Personal Process Management

Get Your Programs! by Scott Ableman.One of the next steps in personal computing will be Personal Process Management: Programming for the end user.

Combine new tablet devices like the iPad with the ease of creating a concept map like Instaviz and the power of programming.

Graphical programming has been blamed for not being able to capturing enough complexity, but – for a certain types of applications – it is sufficient, if not a lot more capable, because it may blend the visualization of processes with their semantics and live feedback.

Why to use PPM

Personal Process Management is not an obvious requirement, but automating tasks, which are repeated over and over again, sure is. Here are some ideas:

  • Home automation is one area that needs configuration and simple programming for which an tablet would be the ideal device.
  • Email forwarding and sorting sometimes requires more than an out-of-office reply.
  • News filtering and classification may be the killer feature to keep you up to date with less but more precise information.

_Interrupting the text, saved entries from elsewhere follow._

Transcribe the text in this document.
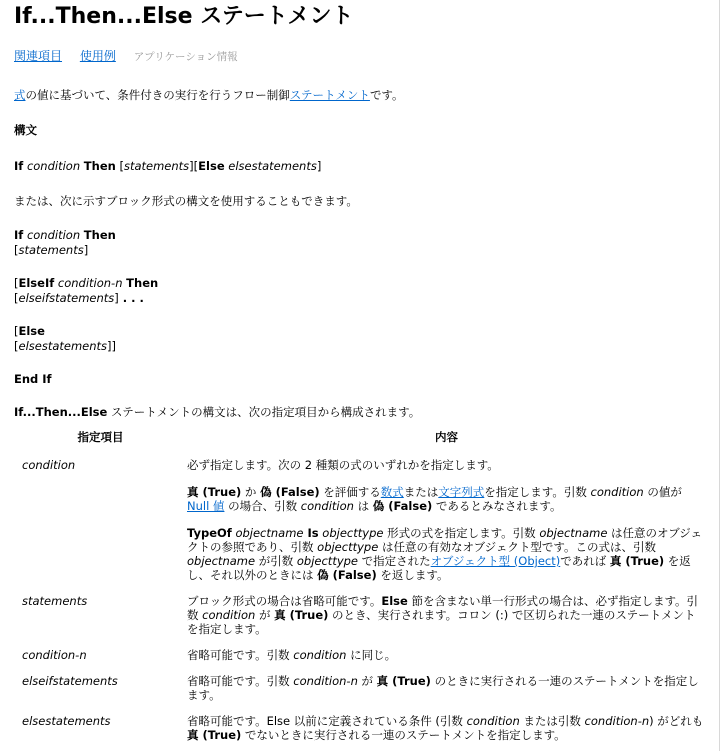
If...Then...Else ステートメント
関連項目 使用例 アプリケーション情報

式の値に基づいて、条件付きの実行を行うフロー制御ステートメントです。

構文

If condition Then [statements][Else elsestatements]

または、次に示すブロック形式の構文を使用することもできます。

If condition Then

[statements]

[ElseIf condition-n Then

[elseifstatements] . . .

[Else

[elsestatements]]

End If

If...Then...Else ステートメントの構文は、次の指定項目から構成されます。

指定項目	内容
condition	必ず指定します。次の 2 種類の式のいずれかを指定します。

真 (True) か 偽 (False) を評価する数式または文字列式を指定します。引数 condition の値が Null 値 の場合、引数 condition は 偽 (False) であるとみなされます。

TypeOf objectname Is objecttype 形式の式を指定します。引数 objectname は任意のオブジェクトの参照であり、引数 objecttype は任意の有効なオブジェクト型です。この式は、引数 objectname が引数 objecttype で指定されたオブジェクト型 (Object)であれば 真 (True) を返し、それ以外のときには 偽 (False) を返します。

statements	ブロック形式の場合は省略可能です。Else 節を含まない単一行形式の場合は、必ず指定します。引数 condition が 真 (True) のとき、実行されます。コロン (:) で区切られた一連のステートメントを指定します。

condition-n	省略可能です。引数 condition に同じ。

elseifstatements	省略可能です。引数 condition-n が 真 (True) のときに実行される一連のステートメントを指定します。

elsestatements	省略可能です。Else 以前に定義されている条件 (引数 condition または引数 condition-n) がどれも 真 (True) でないときに実行される一連のステートメントを指定します。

There may be some advanced application areas. I can imagine to use PPM to configure routings for web-services, programming failover scenarios, and – in general – event routing, that defines what to do with all the events that reach you on your various devices.

How to use PPM

The most basic structure to edit PPM configurations is a directed graph. Concept mapping editors provide a user interface to create and edit such graphs. Most of the automation tasks may be represented with simple nodes and connectors. For more complex tasks, a list of properties may be associated with each node and/or connector.

The user is creating nodes by tapping on the background surface. A connector can be spawned by tapping and dragging on a marked field on the node. Nodes can be edited by tapping them once and moved by tapping and dragging.

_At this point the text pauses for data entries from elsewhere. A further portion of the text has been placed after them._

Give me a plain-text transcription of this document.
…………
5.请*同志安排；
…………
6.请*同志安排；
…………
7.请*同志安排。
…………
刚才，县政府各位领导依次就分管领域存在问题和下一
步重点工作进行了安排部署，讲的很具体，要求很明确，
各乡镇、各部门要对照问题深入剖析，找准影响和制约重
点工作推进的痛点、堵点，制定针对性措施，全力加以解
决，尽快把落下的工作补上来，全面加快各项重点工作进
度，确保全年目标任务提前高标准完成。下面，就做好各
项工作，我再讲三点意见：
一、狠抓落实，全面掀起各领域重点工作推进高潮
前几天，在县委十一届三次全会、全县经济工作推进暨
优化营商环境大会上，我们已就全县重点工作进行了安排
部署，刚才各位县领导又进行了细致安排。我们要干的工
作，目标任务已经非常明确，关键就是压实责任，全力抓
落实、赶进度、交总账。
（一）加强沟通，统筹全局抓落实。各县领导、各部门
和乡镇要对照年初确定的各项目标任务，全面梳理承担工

The editing surface should be zoomable and infinite in size. Multiple surfaces for different projects should be supported, and nesting would allow editing state diagrams, for example.

PPM once and for all

There should be only one application that the user has to learn. Syntax specifications and graphical presentations for different process types should be enabled by plugins.

Two interesting examples for inspiration are:

  • Yahoo Pipes an online content aggregator for RSS feeds and more.
  • Reactable a multi-user sound editing table.

What’s next?

Using already existing concept mappers or tools do not work. They don’t support syntax constraints and surely miss a plugin infrastructure. There needs be a new – preferable open source - project to create a – say – a personal process editing framework.

The requirements are a little different from concept mapping applications:

  • Syntactical and graphical Plugins.
  • Live feedback plugins to debug processes from within the editor.
  • Fast, zooming UI, preferable portable to a number of devices.
  • Collaborative editing.

Outlook

If such a framework excels in automating simpler problems, it may be possible that – given that software development reached a new abstraction level – we will find an effective syntax for a universal and graphical programming language.

I personally prefer to use a tablet instead of my keyboard + desktop, and I’d like to see a future where the expression of graphical ideas is integrated with the power of programming in one common user interface.